Graduation day. I was finally being booted out of the school I had never wanted to go to anyway. That morning I had put on my favorite skirt and my usual sweater. The day wasn't special if you were Unaccepted. Mostly it just meant another nice long lecture from my teacher. But today I would enjoy it. I would relish in the defeat that monstrous school suffered.
Ever since I had got back in Camp not another one of us had left. All three of us "backward unproductive" ones who had "never seen the glory of the United." A few new kids were coming up through the ranks, and even fewer of them would make it all the way out, but we had.
I always wondered why they still sent such a huge bus through camp to pick up three kids. Probably to remind us how big the Outside was and how tiny we were. They'd moved the concrete walls every chance they got, too. Patience was wearing thin in the United, but of course, we could hardly expect any from the atheists.
I don't know why we even went to the classroom that day. My teacher didn't teach us anything we hadn't heard before. All day he went on about this and that about the United, and what glorious lives we would have if we just signed the file today and went out and got jobs with the great education we had received at the expense of the benevolent...
I didn't really care about the rest. I just tried not to look at him. His voice almost sounded funny if you didn't pay attention to what he was saying.
Then there was the graduation ceremony.
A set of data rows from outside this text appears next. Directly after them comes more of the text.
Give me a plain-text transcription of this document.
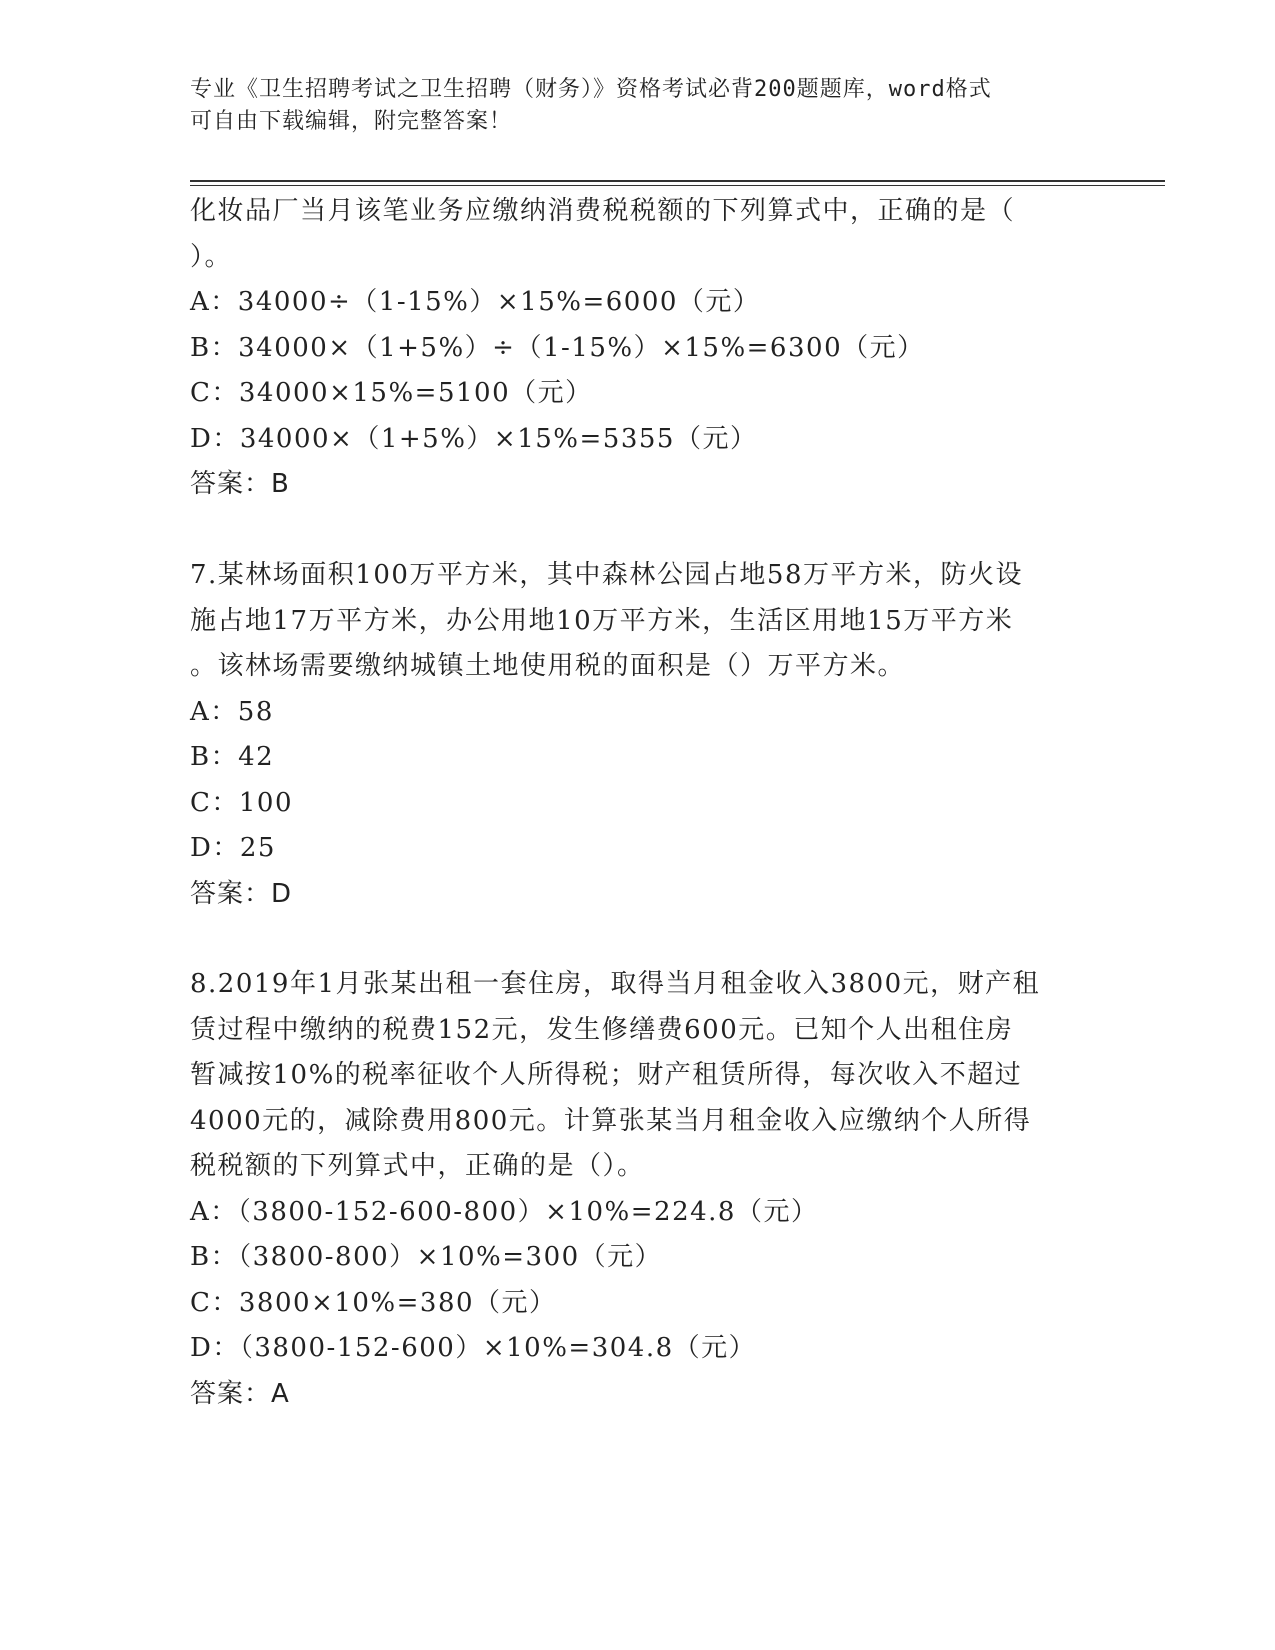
专业《卫生招聘考试之卫生招聘（财务）》资格考试必背200题题库，word格式
可自由下载编辑，附完整答案！
化妆品厂当月该笔业务应缴纳消费税税额的下列算式中，正确的是（
）。
A：34000÷（1-15%）×15%=6000（元）
B：34000×（1+5%）÷（1-15%）×15%=6300（元）
C：34000×15%=5100（元）
D：34000×（1+5%）×15%=5355（元）
答案：B
7.某林场面积100万平方米，其中森林公园占地58万平方米，防火设
施占地17万平方米，办公用地10万平方米，生活区用地15万平方米
。该林场需要缴纳城镇土地使用税的面积是（）万平方米。
A：58
B：42
C：100
D：25
答案：D
8.2019年1月张某出租一套住房，取得当月租金收入3800元，财产租
赁过程中缴纳的税费152元，发生修缮费600元。已知个人出租住房
暂减按10%的税率征收个人所得税；财产租赁所得，每次收入不超过
4000元的，减除费用800元。计算张某当月租金收入应缴纳个人所得
税税额的下列算式中，正确的是（）。
A：（3800-152-600-800）×10%=224.8（元）
B：（3800-800）×10%=300（元）
C：3800×10%=380（元）
D：（3800-152-600）×10%=304.8（元）
答案：A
The three of us stood there with the goofy hats on and they moved the tassel over. They didn't do this in any of the Outside graduations anymore. They just did it here to help us remember how old-fashioned we were. In case we could forget.
The bus took us home for the last time. No more to do with that synagogue of Satan. They usually gave kids a few months before after graduation before they were assigned a job somewhere in the outside, though of course they were always forced to live in the Camp.
I was glad for that. I liked Street 17, in its own way. Everybody I knew lived here.
On the way home I took out my ancient reader, which groaned any time it was turned on. My dinosaur of a machine was grumpy every day. There hadn't been any new arrivals of late, so I hadn't been making copies for a long time. I didn't mind that, since it meant less snooping from the new commander. He was a lot more in to his job than the last one. I would have preferred to be making lots of new copies for lots of new inmates. But that wasn't how things were to be.
After about six seconds the welcome screen of my archaic laptop device was gone. The United had stopped giving new ones to the Unaccepted. Apparently their economy wasn't so strong that they could support us forever.
There had even been rumors of a grim final solution for the "religion problem." We hadn't died out fast enough for the United.